By Jennifer Gilligan, IntegraMSP President
Insurance companies are sending businesses an early warning about artificial intelligence—and most organizations aren't paying attention.
When insurers encounter a risk they cannot accurately quantify, they don't simply hope for the best. They adjust premiums, narrow coverage, or exclude the risk entirely until they have enough data to understand it. It is a pattern we've seen for decades, and it is beginning to play out with artificial intelligence.
Over the past few months, the signals have become difficult to ignore. AI-related litigation continues to rise. Cyber insurers are introducing AI-specific underwriting requirements and exclusions. Businesses are being asked to disclose how AI is being used, what controls are in place, and who is accountable for its oversight. At the same time, researchers continue to uncover significant security vulnerabilities in AI-generated code, highlighting the risks of rapid adoption without corresponding governance.
Viewed independently, these are news stories. Viewed together, they represent a market shift.
For the past two years, the business conversation has centered on AI's potential. How can it improve productivity? Where can it reduce costs? Which platform should we adopt? Those questions are still important, but they are no longer the only ones that matter.
The next question is far more consequential: Can your organization prove it is using AI responsibly? That distinction changes everything.

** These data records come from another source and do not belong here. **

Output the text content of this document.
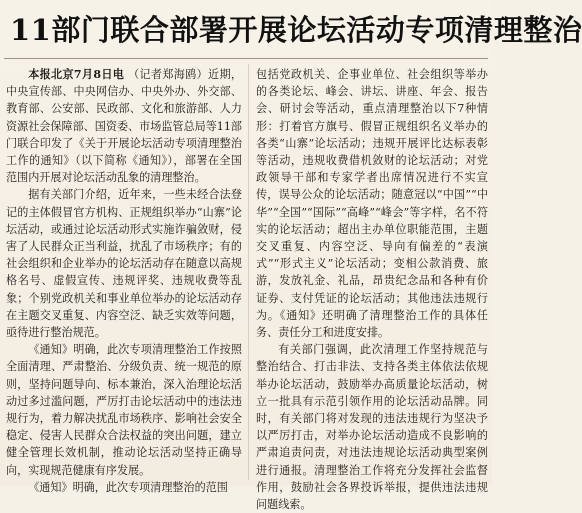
11部门联合部署开展论坛活动专项清理整治

本报北京7月8日电 （记者郑海鸥）近期，中央宣传部、中央网信办、中央外办、外交部、教育部、公安部、民政部、文化和旅游部、人力资源社会保障部、国资委、市场监管总局等11部门联合印发了《关于开展论坛活动专项清理整治工作的通知》（以下简称《通知》），部署在全国范围内开展对论坛活动乱象的清理整治。

据有关部门介绍，近年来，一些未经合法登记的主体假冒官方机构、正规组织举办“山寨”论坛活动，或通过论坛活动形式实施诈骗敛财，侵害了人民群众正当利益，扰乱了市场秩序；有的社会组织和企业举办的论坛活动存在随意以高规格名号、虚假宣传、违规评奖、违规收费等乱象；个别党政机关和事业单位举办的论坛活动存在主题交叉重复、内容空泛、缺乏实效等问题，亟待进行整治规范。

《通知》明确，此次专项清理整治工作按照全面清理、严肃整治、分级负责、统一规范的原则，坚持问题导向、标本兼治，深入治理论坛活动过多过滥问题，严厉打击论坛活动中的违法违规行为，着力解决扰乱市场秩序、影响社会安全稳定、侵害人民群众合法权益的突出问题，建立健全管理长效机制，推动论坛活动坚持正确导向，实现规范健康有序发展。

《通知》明确，此次专项清理整治的范围

包括党政机关、企事业单位、社会组织等举办的各类论坛、峰会、讲坛、讲座、年会、报告会、研讨会等活动，重点清理整治以下7种情形：打着官方旗号、假冒正规组织名义举办的各类“山寨”论坛活动；违规开展评比达标表彰等活动，违规收费借机敛财的论坛活动；对党政领导干部和专家学者出席情况进行不实宣传，误导公众的论坛活动；随意冠以“中国”“中华”“全国”“国际”“高峰”“峰会”等字样，名不符实的论坛活动；超出主办单位职能范围，主题交叉重复、内容空泛、导向有偏差的“表演式”“形式主义”论坛活动；变相公款消费、旅游，发放礼金、礼品，昂贵纪念品和各种有价证券、支付凭证的论坛活动；其他违法违规行为。《通知》还明确了清理整治工作的具体任务、责任分工和进度安排。

有关部门强调，此次清理工作坚持规范与整治结合、打击非法、支持各类主体依法依规举办论坛活动，鼓励举办高质量论坛活动，树立一批具有示范引领作用的论坛活动品牌。同时，有关部门将对发现的违法违规行为坚决予以严厉打击，对举办论坛活动造成不良影响的严肃追责问责，对违法违规论坛活动典型案例进行通报。清理整治工作将充分发挥社会监督作用，鼓励社会各界投诉举报，提供违法违规问题线索。
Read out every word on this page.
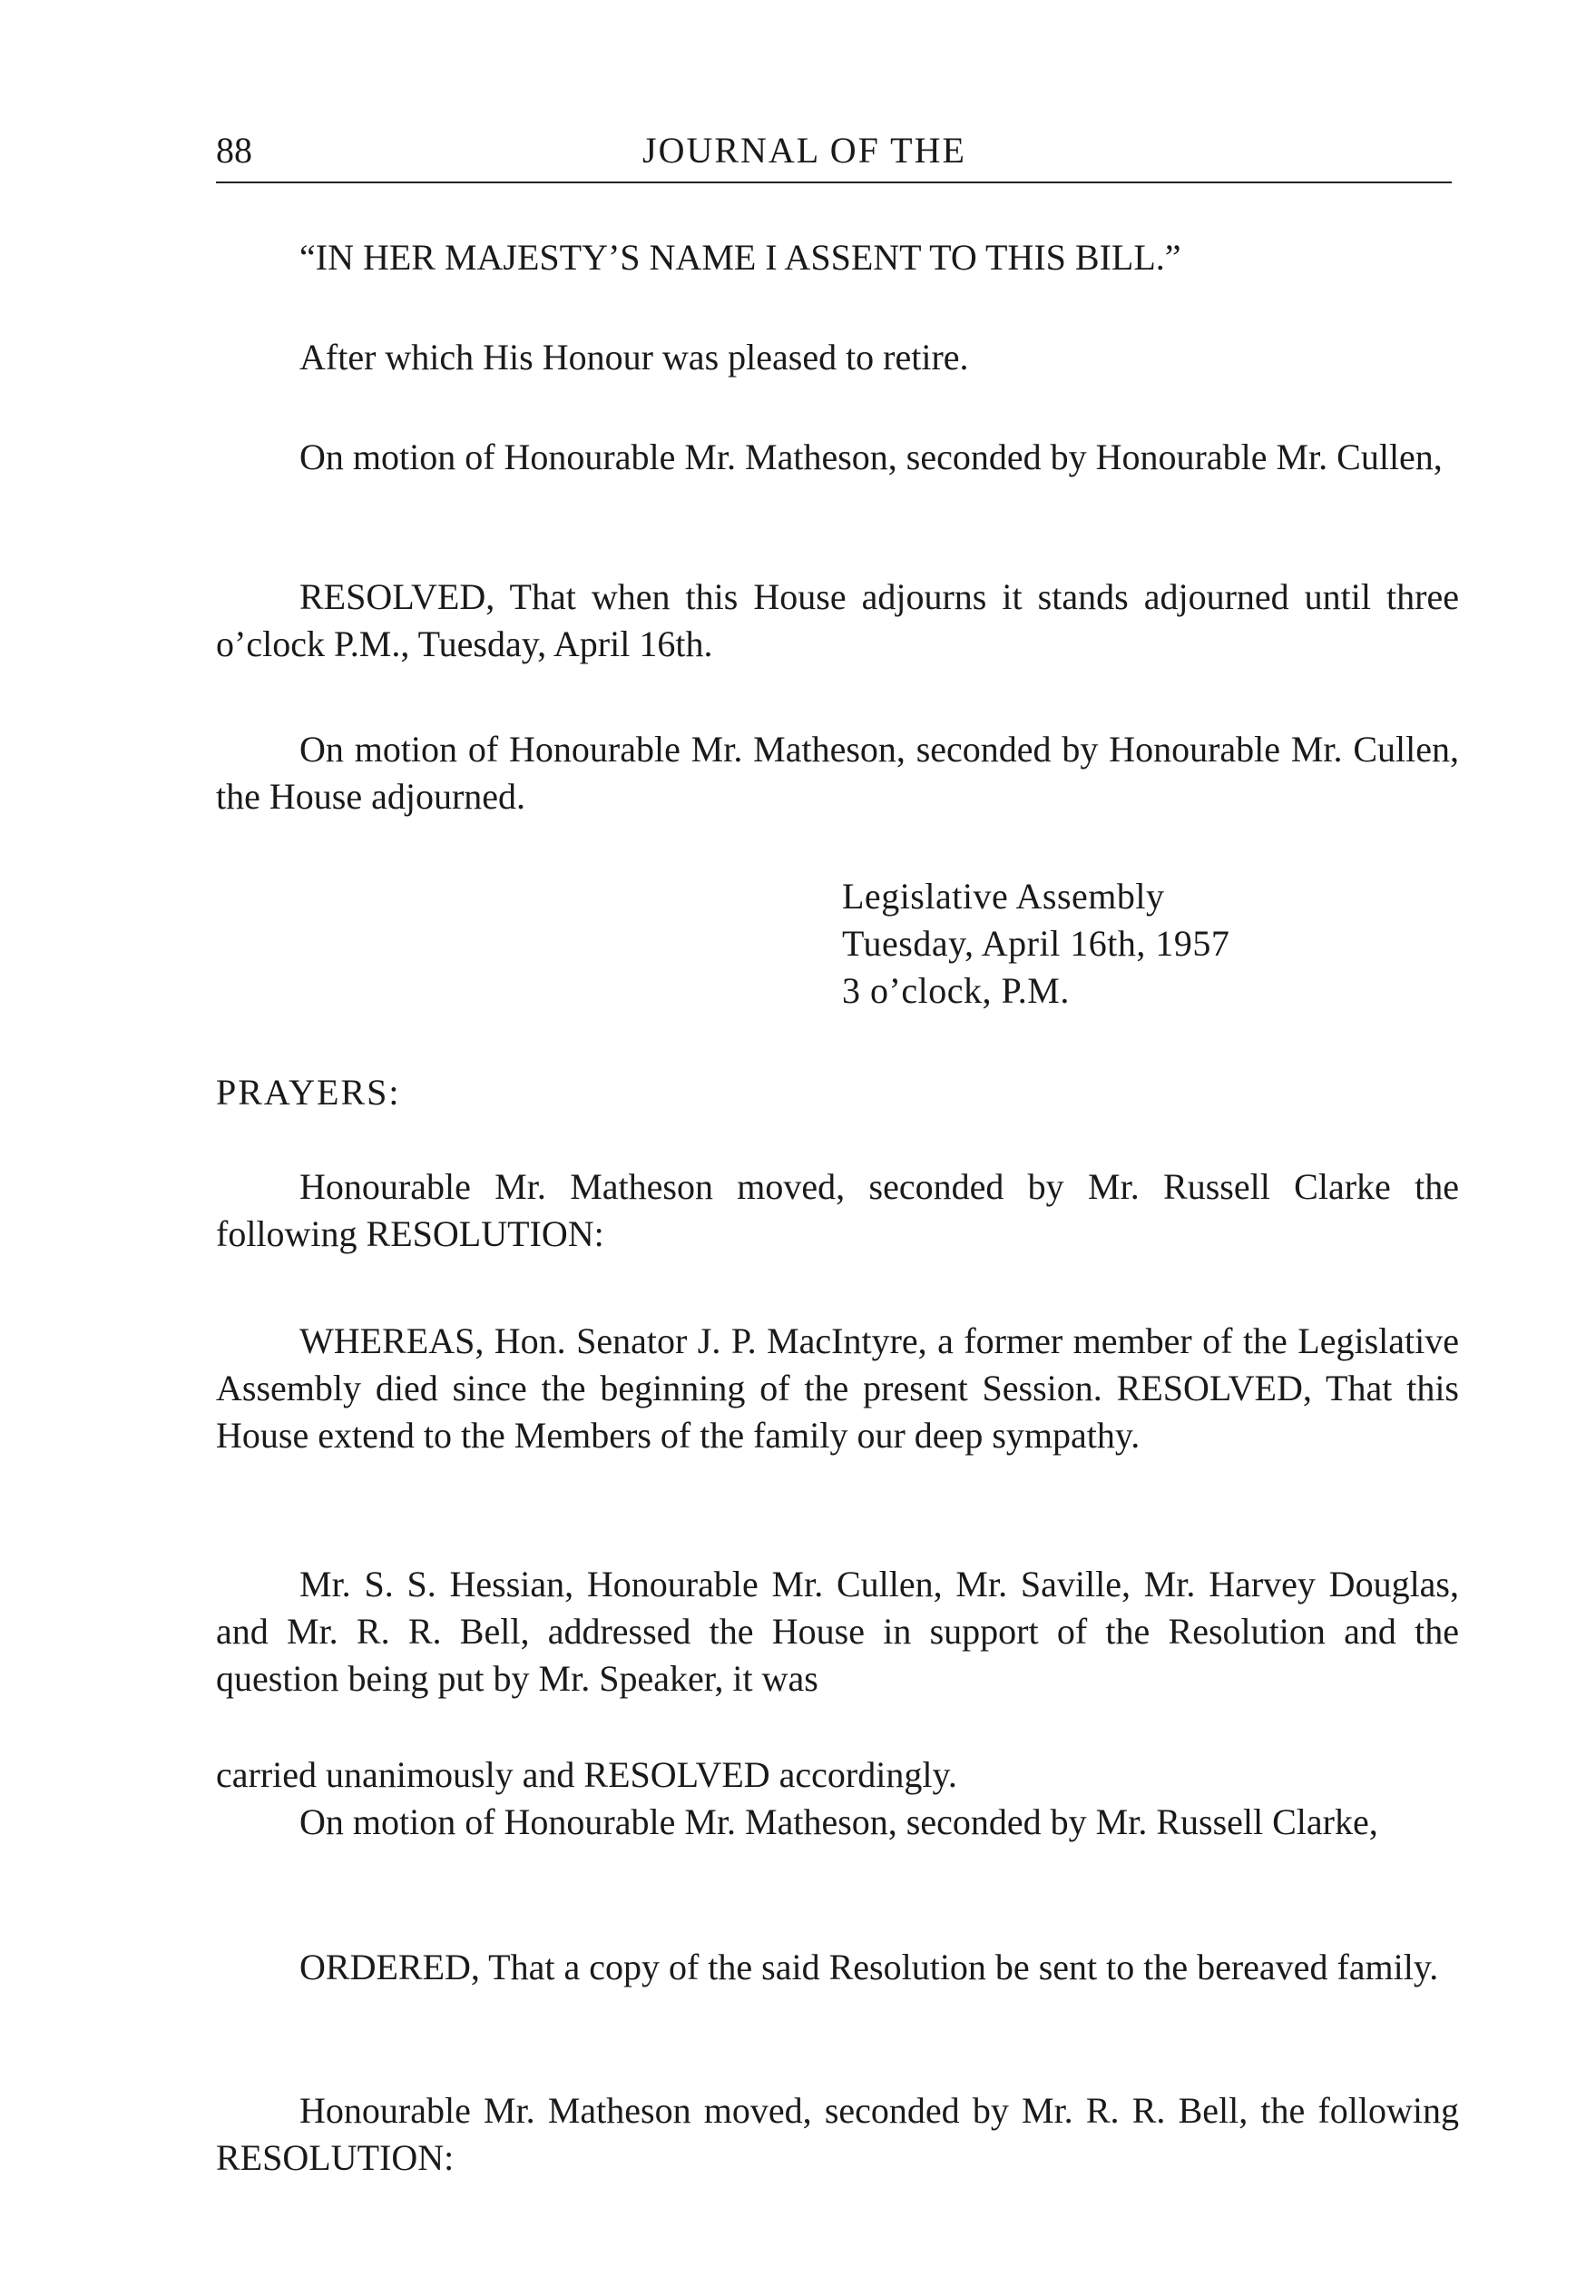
88	JOURNAL OF THE

“IN HER MAJESTY’S NAME I ASSENT TO THIS BILL.”

After which His Honour was pleased to retire.

On motion of Honourable Mr. Matheson, seconded by Honourable Mr. Cullen,

RESOLVED, That when this House adjourns it stands adjourned until three o’clock P.M., Tuesday, April 16th.

On motion of Honourable Mr. Matheson, seconded by Honourable Mr. Cullen, the House adjourned.

Legislative Assembly
Tuesday, April 16th, 1957
3 o’clock, P.M.
PRAYERS:

Honourable Mr. Matheson moved, seconded by Mr. Russell Clarke the following RESOLUTION:

WHEREAS, Hon. Senator J. P. MacIntyre, a former member of the Legislative Assembly died since the beginning of the present Session. RESOLVED, That this House extend to the Members of the family our deep sympathy.

Mr. S. S. Hessian, Honourable Mr. Cullen, Mr. Saville, Mr. Harvey Douglas, and Mr. R. R. Bell, addressed the House in support of the Resolution and the question being put by Mr. Speaker, it was

carried unanimously and RESOLVED accordingly.

On motion of Honourable Mr. Matheson, seconded by Mr. Russell Clarke,

ORDERED, That a copy of the said Resolution be sent to the bereaved family.

Honourable Mr. Matheson moved, seconded by Mr. R. R. Bell, the following RESOLUTION:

Insurers, regulators, customers, and boards of directors are not evaluating AI the same way technology vendors are. They are less interested in which large language model your organization selected than in whether appropriate safeguards exist around its use. They want to know where AI is being used, what data it can access, who approved it, how decisions are reviewed, and whether governance extends beyond a policy document stored in a shared drive. This is where many organizations are exposed.
For many businesses, AI adoption has happened organically. Employees experiment with public AI tools. Departments purchase subscriptions independently. Internal applications are generated with AI-assisted coding. Productivity improves, but visibility often declines. Leadership may have an AI policy, yet lack a complete inventory of the tools employees are using or the data being shared. That creates more than a technology problem. It creates a business risk problem.
Cybersecurity followed a similar path. What began as a technical discipline eventually became a boardroom issue shaped by regulation, customer expectations, legal liability, and insurance requirements. Artificial intelligence is following that same trajectory, only much, much faster.
The good news is that businesses do not need to reinvent the wheel. Responsible AI governance is built on disciplines that already exist: inventorying technology assets, classifying sensitive data, establishing clear ownership, documenting policies, training employees, and validating that controls are actually being followed. Organizations that have invested in governance and cybersecurity maturity already have a strong foundation. They simply need to extend those practices to AI.
The goal is no longer to say your organization uses AI responsibly. The goal is to prove it.
That proof may soon determine more than an insurance premium. It may influence contract negotiations, regulatory inquiries, customer due diligence, and ultimately the level of trust your organization earns in the marketplace.
The businesses that thrive over the next decade will not necessarily be those that adopted AI first. They will be the ones who earned the trust to use it responsibly.